At the farm level, describing subgroups as turnover rates of the herd is preferable to describing them as a percentage of removed cows. Consider the following statement: 20% of the culled cows died on the farm. With the wide range in herd turnover rates from dairy to dairy, the statement can reflect very different situations. If the herd turnover rate were 25%, the turnover rate from on-farm deaths would be 5% of the herd. However, if the herd turnover rate were 50%, turnover from on-farm deaths would be 10% of the herd.
For some subsets, the process should be more like an epidemiologic cohort study. To consider the turnover rates of cows that suffered dystocia, start with all cows with dystocia and follow them to a specified end-point (probably for a year or a lactation). The resulting rate would be expressed as turnover rate during the year (lactation) following dystocia.
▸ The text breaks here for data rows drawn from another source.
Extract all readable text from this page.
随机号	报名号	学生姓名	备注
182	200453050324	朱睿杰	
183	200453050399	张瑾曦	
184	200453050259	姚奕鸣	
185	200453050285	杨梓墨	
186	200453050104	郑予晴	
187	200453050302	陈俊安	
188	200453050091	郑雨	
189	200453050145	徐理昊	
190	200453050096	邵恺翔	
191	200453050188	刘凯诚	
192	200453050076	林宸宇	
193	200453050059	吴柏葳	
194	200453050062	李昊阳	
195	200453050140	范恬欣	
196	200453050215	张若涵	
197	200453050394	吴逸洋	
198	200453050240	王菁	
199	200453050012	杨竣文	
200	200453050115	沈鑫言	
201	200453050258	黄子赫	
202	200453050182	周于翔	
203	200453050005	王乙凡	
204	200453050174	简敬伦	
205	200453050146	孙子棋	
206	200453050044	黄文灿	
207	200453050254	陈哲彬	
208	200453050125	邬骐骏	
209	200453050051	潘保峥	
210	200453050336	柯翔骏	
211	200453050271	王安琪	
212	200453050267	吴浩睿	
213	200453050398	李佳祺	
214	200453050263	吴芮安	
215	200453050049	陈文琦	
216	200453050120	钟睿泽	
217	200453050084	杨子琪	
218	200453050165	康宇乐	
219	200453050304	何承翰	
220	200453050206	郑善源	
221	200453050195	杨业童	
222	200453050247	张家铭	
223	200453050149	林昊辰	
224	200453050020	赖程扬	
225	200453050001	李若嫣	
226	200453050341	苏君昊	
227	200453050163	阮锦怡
When considering turnover rates for less than full lactations, one should remember that the risk of culling is not consistent across all stages of lactation. Cows experience the highest risk shortly after calving; then the risk drops and finally increases again toward the later stages of lactation (Godden et al., 2003; Figure 1
). This pattern tends to even out if calculations are done for a herd of stable size across a year, because all seasonal and lactation-stage effects are included over that time and are probably representative of the dairys general culling-risk profile. Often seasonally grazed herds have different calving and culling patterns than traditional herds, so comparisons with other herds for part of the year should be done with caution.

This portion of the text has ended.